Religion is a complicated thing for me. I think it's always been.
I grew up with a first-hand understanding of the famed "Catholic guilt" and I didn't much like it.
Junior year in college, after a lot of colonial and post-colonial reading for the English major, I went home during a holiday break and asked my mother during a heated discussion if she ever thought it was crazy that her Catholic faith came from people who whipped her ancestors in the Philippines. I regretted doing that.
You should see my mom's faith. It's constant, beautiful, and humbling.
Senior year in college I went religion shopping. One weekend it was a UCC service, the next I was with the Unitarians, the next it was a Mahayana Buddhist temple, the next it was a Sunday with the Self Realization Fellowship. Maybe that sounds like it must have been a really confusing phase of life, but I have to say that it was actually one of the most interesting and fun things I've ever done. If you're even just a little bit interested in religions or faith communities, I can't recommend it enough. Just pick a different tradition every weekend.
I've always been a religious person. Not just spiritual, but religious. I'm drawn to the sense of community and shared faith. I don't feel right if I'm not somewhere on Sunday for some kind of service. I'm drawn to prayer. I'm interested in the cultural traditions that form around religion.
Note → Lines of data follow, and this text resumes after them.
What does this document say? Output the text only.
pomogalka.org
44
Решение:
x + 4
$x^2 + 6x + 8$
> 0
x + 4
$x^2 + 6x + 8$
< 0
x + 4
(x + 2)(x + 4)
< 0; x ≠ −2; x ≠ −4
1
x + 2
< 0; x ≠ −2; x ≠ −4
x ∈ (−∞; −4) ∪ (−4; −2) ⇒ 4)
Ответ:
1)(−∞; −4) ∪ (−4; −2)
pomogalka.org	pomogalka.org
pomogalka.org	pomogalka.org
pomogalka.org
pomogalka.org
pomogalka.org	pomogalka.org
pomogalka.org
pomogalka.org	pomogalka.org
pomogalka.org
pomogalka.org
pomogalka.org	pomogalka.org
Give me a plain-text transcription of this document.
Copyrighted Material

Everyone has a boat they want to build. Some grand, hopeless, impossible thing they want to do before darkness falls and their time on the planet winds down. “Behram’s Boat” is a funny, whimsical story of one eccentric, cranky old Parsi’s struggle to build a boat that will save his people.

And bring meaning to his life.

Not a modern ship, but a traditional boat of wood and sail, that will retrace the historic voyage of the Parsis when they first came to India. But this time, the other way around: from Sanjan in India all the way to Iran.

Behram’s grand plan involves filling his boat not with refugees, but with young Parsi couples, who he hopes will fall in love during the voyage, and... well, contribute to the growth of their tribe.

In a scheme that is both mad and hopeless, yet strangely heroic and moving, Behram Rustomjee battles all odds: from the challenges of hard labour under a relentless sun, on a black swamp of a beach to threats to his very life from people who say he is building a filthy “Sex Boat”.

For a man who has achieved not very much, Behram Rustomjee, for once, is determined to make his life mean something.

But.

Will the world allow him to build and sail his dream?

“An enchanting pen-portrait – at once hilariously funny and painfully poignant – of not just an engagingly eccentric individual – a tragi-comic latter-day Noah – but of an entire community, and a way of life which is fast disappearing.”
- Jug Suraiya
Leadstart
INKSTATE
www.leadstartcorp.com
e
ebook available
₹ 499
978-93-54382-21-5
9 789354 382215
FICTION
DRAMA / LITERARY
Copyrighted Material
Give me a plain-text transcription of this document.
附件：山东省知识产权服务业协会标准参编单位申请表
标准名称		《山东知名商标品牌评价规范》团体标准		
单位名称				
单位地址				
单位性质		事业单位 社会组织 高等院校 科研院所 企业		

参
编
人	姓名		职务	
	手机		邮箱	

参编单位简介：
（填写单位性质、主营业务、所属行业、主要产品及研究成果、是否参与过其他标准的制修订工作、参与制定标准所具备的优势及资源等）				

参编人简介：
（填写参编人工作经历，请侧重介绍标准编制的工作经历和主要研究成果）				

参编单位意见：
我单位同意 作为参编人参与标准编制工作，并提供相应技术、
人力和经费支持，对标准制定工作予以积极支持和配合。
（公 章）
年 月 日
I'm comforted by the familiarity of rituals like the Catholic mass.
When I lived in France I learned that two things (and not much else) are identical between France and the US: McDonald's chicken nuggets and Catholic mass.
I promise you, in a side-by-side taste test you would never know which nugget came from which nation.
And sitting in a cold, stone church older than America, despite the foreign culture and the foreign language, I still knew when to sit, when to stand, when to kneel, when to hold hands, when to shake hands.
But it's complicated. Religion is. I see that and know it both in myself and in society. I understand when atheists decry religion, pointing out, correctly, that it has been the source of so much ugliness and conflict in human history. I understand my friends who do not identify with a faith because of the pain they've experienced in their own lives. Smart, beautiful, important people. I get it.
But I'm praying for you. Not because I think you are lacking or need to be saved or reborn (I have no idea what that even means). I'm praying for you because that's what I do when I'm at my best for the people I love.